During the first round of solo projects, he made several appearances on tracks now considered Wu-Tang classics, such as “Winter Warz”, “Duel of the Iron Mic”, and “Glaciers of Ice”. His flow at the time attracted attention for being very slow and laid-back, in contrast to the more manic, forceful styles of members like Inspectah Deck and Ghostface Killah. Masta Killa is also the Clansman fondest of Chinese martial arts imagery. In 1997, the Wu-Tang Clan’s second album Wu-Tang Forever saw Masta become a mainstay in the group’s line-up with regular appearances throughout the double album.
Masta Killa was the last member to release a solo project, after it was delayed for several years and finally released in June 2004 with the title No Said Date; critically acclaimed, it became independent label Nature Sounds’ best-selling album, notable for featuring every core member of the Wu-Tang Clan on the album after a period in the group’s history that lacked unity. His second album, Made in Brooklyn, was released on August 8, 2006, and includes production from Pete Rock and MF Doom. “Ringing Bells”, the Bronze Nazareth-produced lead single from the album, was released in March 2006. Also in 2006, Masta Killa became the latest in a succession of Hip Hop artists to endorse PETA, and participated in an advertisement for the organization to promote a vegetarian lifestyle.

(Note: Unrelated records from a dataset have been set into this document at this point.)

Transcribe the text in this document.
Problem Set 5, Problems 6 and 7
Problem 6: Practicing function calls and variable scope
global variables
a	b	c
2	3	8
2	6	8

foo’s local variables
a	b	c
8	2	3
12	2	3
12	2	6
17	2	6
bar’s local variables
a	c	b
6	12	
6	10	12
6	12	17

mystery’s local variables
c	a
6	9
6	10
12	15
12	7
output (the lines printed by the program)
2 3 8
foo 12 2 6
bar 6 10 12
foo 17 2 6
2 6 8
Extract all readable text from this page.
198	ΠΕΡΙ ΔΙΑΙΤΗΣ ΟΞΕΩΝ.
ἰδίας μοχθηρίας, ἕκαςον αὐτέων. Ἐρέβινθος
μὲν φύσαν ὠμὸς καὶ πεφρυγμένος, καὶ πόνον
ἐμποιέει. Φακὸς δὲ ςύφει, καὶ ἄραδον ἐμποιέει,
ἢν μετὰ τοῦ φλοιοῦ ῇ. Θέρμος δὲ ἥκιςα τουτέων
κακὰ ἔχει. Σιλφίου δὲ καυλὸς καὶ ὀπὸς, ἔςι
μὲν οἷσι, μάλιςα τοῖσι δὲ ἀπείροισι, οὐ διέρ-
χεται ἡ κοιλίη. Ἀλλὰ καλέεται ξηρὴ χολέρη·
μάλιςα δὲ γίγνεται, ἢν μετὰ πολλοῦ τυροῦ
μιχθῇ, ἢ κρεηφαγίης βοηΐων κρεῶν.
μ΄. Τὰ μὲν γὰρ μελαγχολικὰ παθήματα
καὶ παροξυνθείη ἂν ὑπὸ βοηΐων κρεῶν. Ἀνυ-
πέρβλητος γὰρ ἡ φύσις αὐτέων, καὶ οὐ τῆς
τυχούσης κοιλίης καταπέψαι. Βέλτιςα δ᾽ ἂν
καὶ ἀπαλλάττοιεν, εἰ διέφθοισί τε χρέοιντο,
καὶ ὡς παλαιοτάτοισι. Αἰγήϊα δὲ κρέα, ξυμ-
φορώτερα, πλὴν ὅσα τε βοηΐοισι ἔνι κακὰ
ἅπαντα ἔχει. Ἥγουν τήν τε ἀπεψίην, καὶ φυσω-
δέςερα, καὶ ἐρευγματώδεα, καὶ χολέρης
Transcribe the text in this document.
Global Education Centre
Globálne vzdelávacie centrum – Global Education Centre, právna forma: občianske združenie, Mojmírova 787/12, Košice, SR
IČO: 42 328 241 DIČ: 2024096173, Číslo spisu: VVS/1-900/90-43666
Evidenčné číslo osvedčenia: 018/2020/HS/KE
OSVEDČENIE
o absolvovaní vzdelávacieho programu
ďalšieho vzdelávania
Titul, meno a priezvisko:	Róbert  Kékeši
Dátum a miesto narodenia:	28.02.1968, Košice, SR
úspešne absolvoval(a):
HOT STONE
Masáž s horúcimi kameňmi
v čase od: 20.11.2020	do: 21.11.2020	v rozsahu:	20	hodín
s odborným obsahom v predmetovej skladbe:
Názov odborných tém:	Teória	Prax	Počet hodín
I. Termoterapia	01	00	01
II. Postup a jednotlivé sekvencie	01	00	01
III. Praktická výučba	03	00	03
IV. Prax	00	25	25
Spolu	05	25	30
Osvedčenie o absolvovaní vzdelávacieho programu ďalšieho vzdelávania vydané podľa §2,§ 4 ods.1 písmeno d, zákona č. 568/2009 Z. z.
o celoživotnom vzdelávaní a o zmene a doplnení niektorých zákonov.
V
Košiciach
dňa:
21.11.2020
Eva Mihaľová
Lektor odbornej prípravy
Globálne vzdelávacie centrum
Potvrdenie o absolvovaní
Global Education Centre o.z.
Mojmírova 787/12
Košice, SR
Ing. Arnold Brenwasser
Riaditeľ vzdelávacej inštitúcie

In December 2012 he released his third album titled Selling My Soul, an LP with heavy soul grooves and guests including Kurupt and the late Ol’ Dirty Bastard. The album was intended as a precursor to his long-awaited album Loyalty is Royalty, first announced in 2010 and unreleased as of 2015.
Masta Killa is known for being the most quiet and mysterious member of the Wu-Tang Clan, and little is still known about him. He does not give many independent interviews. On the Wu-Tang Corp. website, Masta Killa stated, “I know I seem serious and quiet to a lot of the fans. That’s because I take my work seriously. It’s not a game. The Clan and I work hard to give you the best.”